I imagine it would take ME a year or more to make one that's not even close to the quality of yours.


----------



## Travico (Dec 25, 2012)

You keep this up and one day your creations will end up in the *Smithsonian!*


----------



## Kenbo (Sep 16, 2008)

Okay, my mind is officially blown.

Awesome.


----------



## Dominick (May 2, 2011)

Words can't even describe the detail and realism your vehicles are. You gotta do a build thread. Almost hard to believe this is even possible.


----------



## frankp (Oct 29, 2007)

just. wow.


----------



## Smith Brother (Dec 9, 2012)

Did I read that you have SOLD some of these? I'm sure price would vary by model, but would I be rude, in asking what would I expect to pay for one of your builds? 

I would love to own such a piece.

Thanks for hearing me out,

Dale in Indy


----------



## diamondt (Feb 16, 2013)

*waltzing Matilda*



matador55 said:


> Hi diamondt,
> 
> That is great picture Waltzing Matilda. I was only talking to friend the other day about what happen to that truck. Recar trucks at Archerfield in Brisbane where it was built my mate used work on it. I also went to Gympie to watch it run the engine was that stronge sucked in papers and a lot of other rubbish around the show grounds it was great to watch a wonderful truck. That copy you did Waltzing Matilda it incredible job you have one on it. I would to know where is now.
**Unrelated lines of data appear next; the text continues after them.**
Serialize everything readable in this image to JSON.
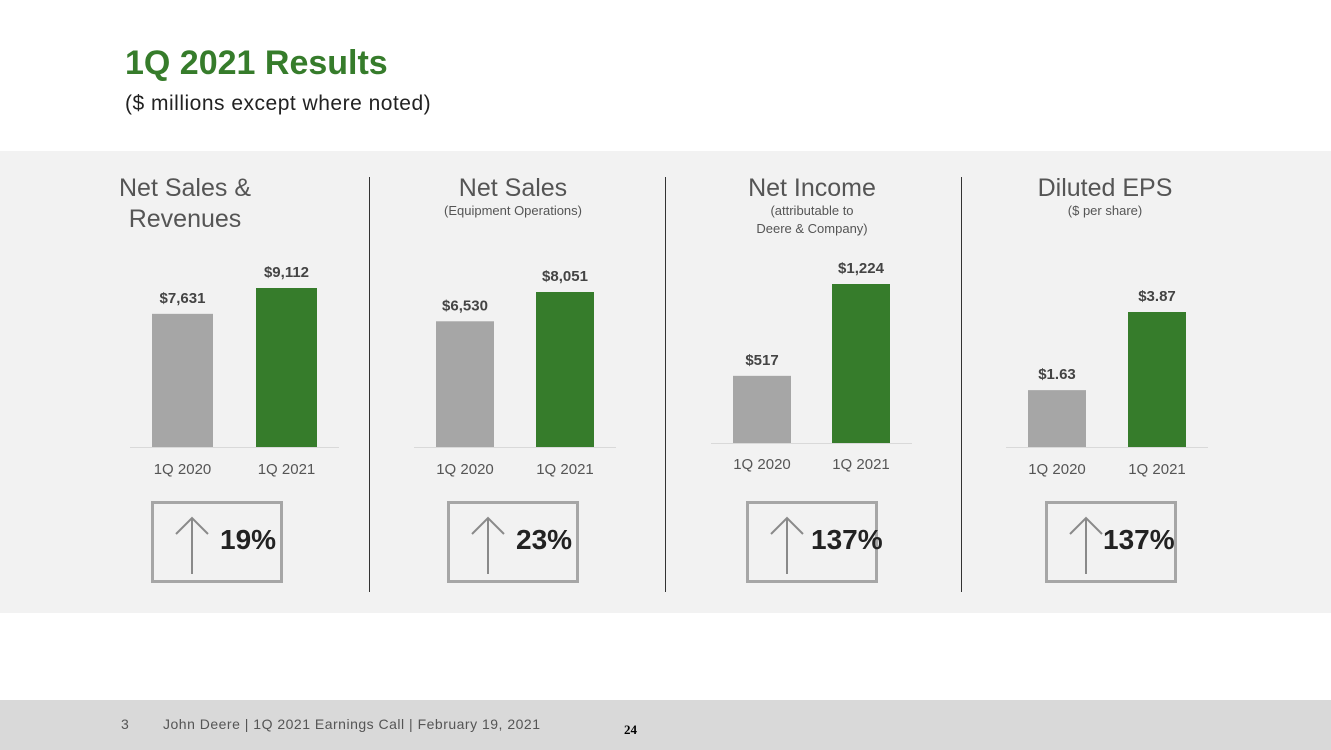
{
  "header": {
    "title": "1Q 2021 Results",
    "subtitle": "($ millions except where noted)"
  },
  "colors": {
    "brand_green": "#367c2b",
    "bar_gray": "#a6a6a6",
    "band_background": "#f2f2f2"
  },
  "icons": {
    "growth": "up-arrow-icon"
  },
  "chart_data": [
    {
      "type": "bar",
      "title": "Net Sales & Revenues",
      "subtitle": "",
      "categories": [
        "1Q 2020",
        "1Q 2021"
      ],
      "values": [
        7631,
        9112
      ],
      "value_labels": [
        "$7,631",
        "$9,112"
      ],
      "bar_colors": [
        "#a6a6a6",
        "#367c2b"
      ],
      "ylim": [
        0,
        9112
      ],
      "growth": "19%"
    },
    {
      "type": "bar",
      "title": "Net Sales",
      "subtitle": "(Equipment Operations)",
      "categories": [
        "1Q 2020",
        "1Q 2021"
      ],
      "values": [
        6530,
        8051
      ],
      "value_labels": [
        "$6,530",
        "$8,051"
      ],
      "bar_colors": [
        "#a6a6a6",
        "#367c2b"
      ],
      "ylim": [
        0,
        8051
      ],
      "growth": "23%"
    },
    {
      "type": "bar",
      "title": "Net Income",
      "subtitle": "(attributable to\nDeere & Company)",
      "categories": [
        "1Q 2020",
        "1Q 2021"
      ],
      "values": [
        517,
        1224
      ],
      "value_labels": [
        "$517",
        "$1,224"
      ],
      "bar_colors": [
        "#a6a6a6",
        "#367c2b"
      ],
      "ylim": [
        0,
        1224
      ],
      "growth": "137%"
    },
    {
      "type": "bar",
      "title": "Diluted EPS",
      "subtitle": "($ per share)",
      "categories": [
        "1Q 2020",
        "1Q 2021"
      ],
      "values": [
        1.63,
        3.87
      ],
      "value_labels": [
        "$1.63",
        "$3.87"
      ],
      "bar_colors": [
        "#a6a6a6",
        "#367c2b"
      ],
      "ylim": [
        0,
        3.87
      ],
      "growth": "137%"
    }
  ],
  "footer": {
    "page_number": "3",
    "text": "John Deere | 1Q 2021 Earnings Call | February 19, 2021",
    "slide_number": "24"
  }
}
Again excellent job on your. :thumbsup::thumbsup::thumbsup:
> 
> Cheers Graham.


Ray Kernaghan ended up with it & travelled around Oz with it at country shows etc and in the end she ended up here in Tassie a bloke 
named Ewan Stephans a bee keeper here at Mole Creek owns her &
he only has the cab & chassis and uses it to cart his bee boxes & honey with it & has the avon jet motor in a shed he is trying to find the rest of the body work and restore it. here is a photo of waltzing Matilda at a truck show in Tassie.


----------



## diamondt (Feb 16, 2013)

Chaincarver Steve said:


> I'm almost speechless. Your work is so incredible it's hard to describe without groveling at your feet. Absolutely amazing. And so much more.
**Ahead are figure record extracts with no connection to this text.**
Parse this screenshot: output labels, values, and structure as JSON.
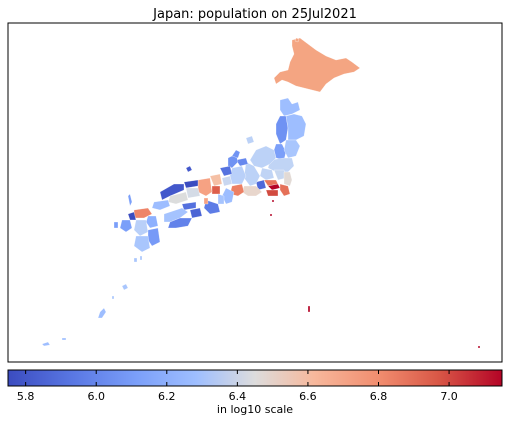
{
  "title": "Japan: population on 25Jul2021",
  "colorbar": {
    "label": "in log10 scale",
    "colormap": "coolwarm",
    "range": [
      5.75,
      7.15
    ],
    "ticks": [
      "5.8",
      "6.0",
      "6.2",
      "6.4",
      "6.6",
      "6.8",
      "7.0"
    ],
    "tick_values": [
      5.8,
      6.0,
      6.2,
      6.4,
      6.6,
      6.8,
      7.0
    ]
  },
  "colors": {
    "low": "#3b4cc0",
    "mid": "#dddcdc",
    "high": "#b40426",
    "hokkaido": "#f4a582",
    "tokyo": "#b40426"
  }
}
Your works not bad either.


----------



## diamondt (Feb 16, 2013)

Smith Brother said:


> Did I read that you have SOLD some of these? I'm sure price would vary by model, but would I be rude, in asking what would I expect to pay for one of your builds?
> 
> I would love to own such a piece.
> 
> ...


I sold some through craft shops but by the time they take out there commission it wasnt worth it I keep some and give some to mates & to 
family members.


----------



## <*(((>< (Feb 24, 2010)

You sir have a gift! That is amazing work! Thanks for sharing, one can stare at each of the pictures for quite a while taking in the detail!


----------



## gus1962 (Jan 9, 2013)

I am blown away. That is amazing. You have incredible woodworking skills, Bravo!


----------



## GROOVY (Apr 27, 2008)

Lucky mates and family.... perfect work you have there


----------



## chaparral1 (Jan 19, 2014)

Hi Diamondt, 

I actually work for the origional designer/owner/builder of Waltzing Matilda and I would really like to talk to you regarding getting hold of one of these amazing models.
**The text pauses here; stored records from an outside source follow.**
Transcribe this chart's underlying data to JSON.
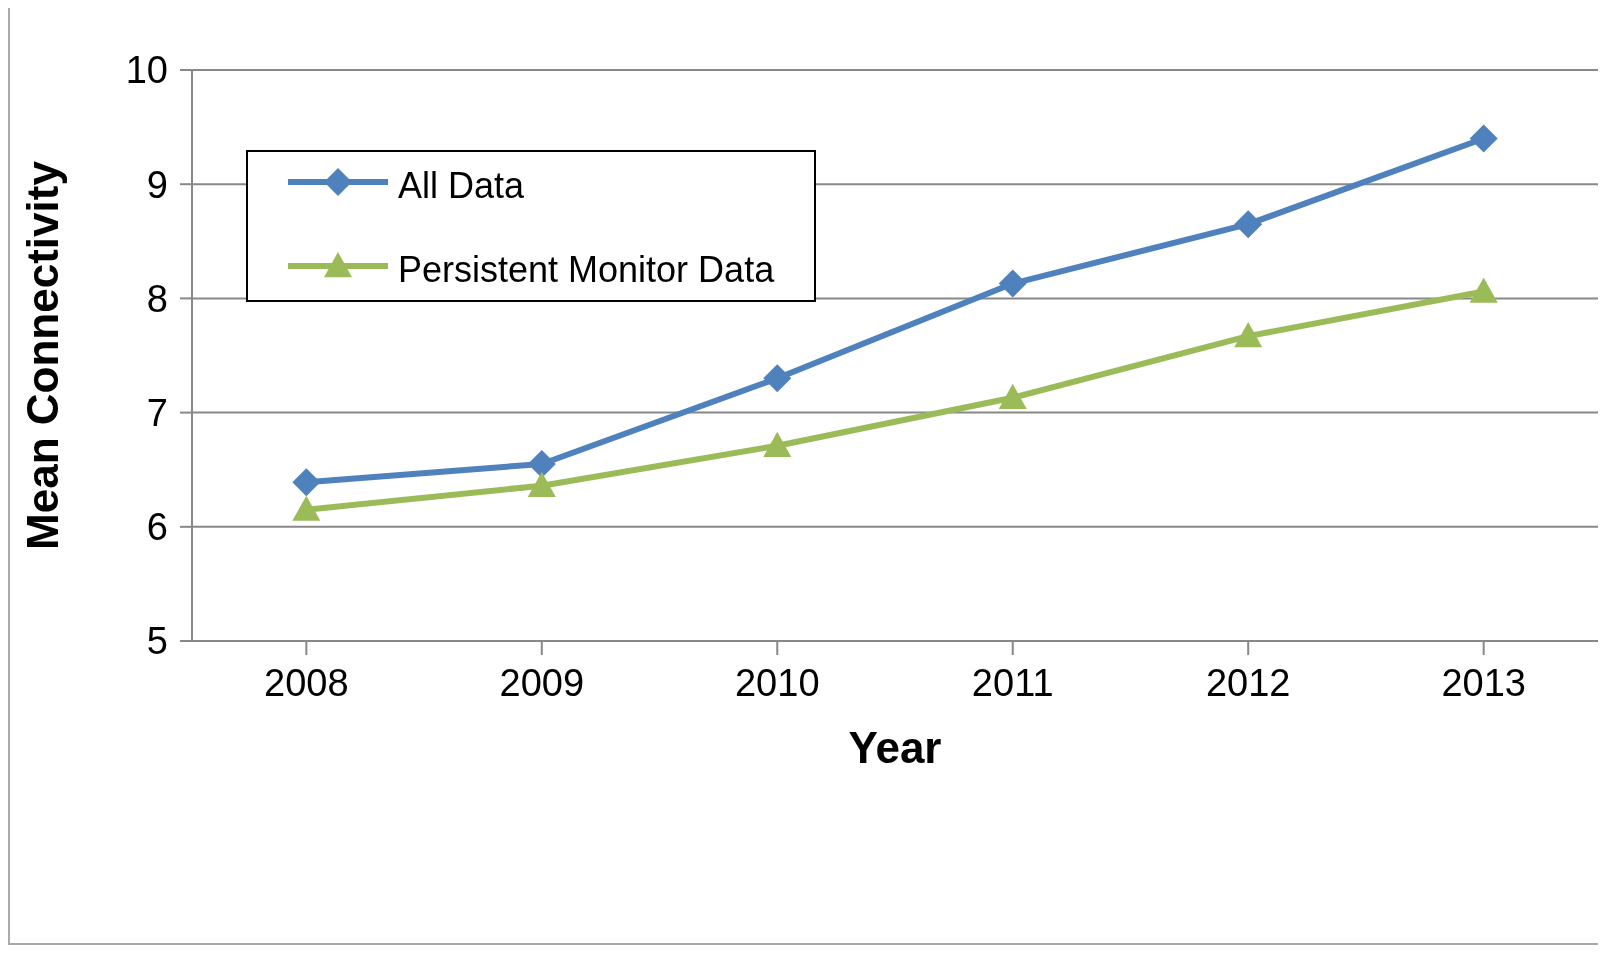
{
  "chart_data": {
    "type": "line",
    "xlabel": "Year",
    "ylabel": "Mean Connectivity",
    "categories": [
      "2008",
      "2009",
      "2010",
      "2011",
      "2012",
      "2013"
    ],
    "series": [
      {
        "name": "All Data",
        "color": "#4f81bd",
        "marker": "diamond",
        "values": [
          6.39,
          6.55,
          7.3,
          8.13,
          8.65,
          9.4
        ]
      },
      {
        "name": "Persistent Monitor Data",
        "color": "#9bbb59",
        "marker": "triangle",
        "values": [
          6.15,
          6.36,
          6.71,
          7.13,
          7.67,
          8.06
        ]
      }
    ],
    "ylim": [
      5,
      10
    ],
    "yticks": [
      5,
      6,
      7,
      8,
      9,
      10
    ],
    "grid": "y",
    "legend": "top left"
  }
}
Can you PM me some contact details? 

thanks.


----------



## dave347sprint (Jun 2, 2014)

hi mr Diamondt,,
love your truck,,,
I have ended up here after a google search of waltzing matilda jet truck..
I make things out of scrap and reject steel including a few different trucks,,,and the plan is to do the jet truck next...I was woundering do you have any plans of the jet trucks you have made..if yes would you share them so I could make one from steel.
my trucks have no where near the detail as your ,,but after viewing yours im thinking I should spend a bit more time and increase the amount of details.
following is a link to give you an idea of what I make ,,my style is raw ruff and tuff and unfinished,,,i also use candels inside of some of my pieces ,,instead of using lights at night.

http://ozautobuilders.forum-motion.com/t7506-scrap-steel-model-art

regards Dave


----------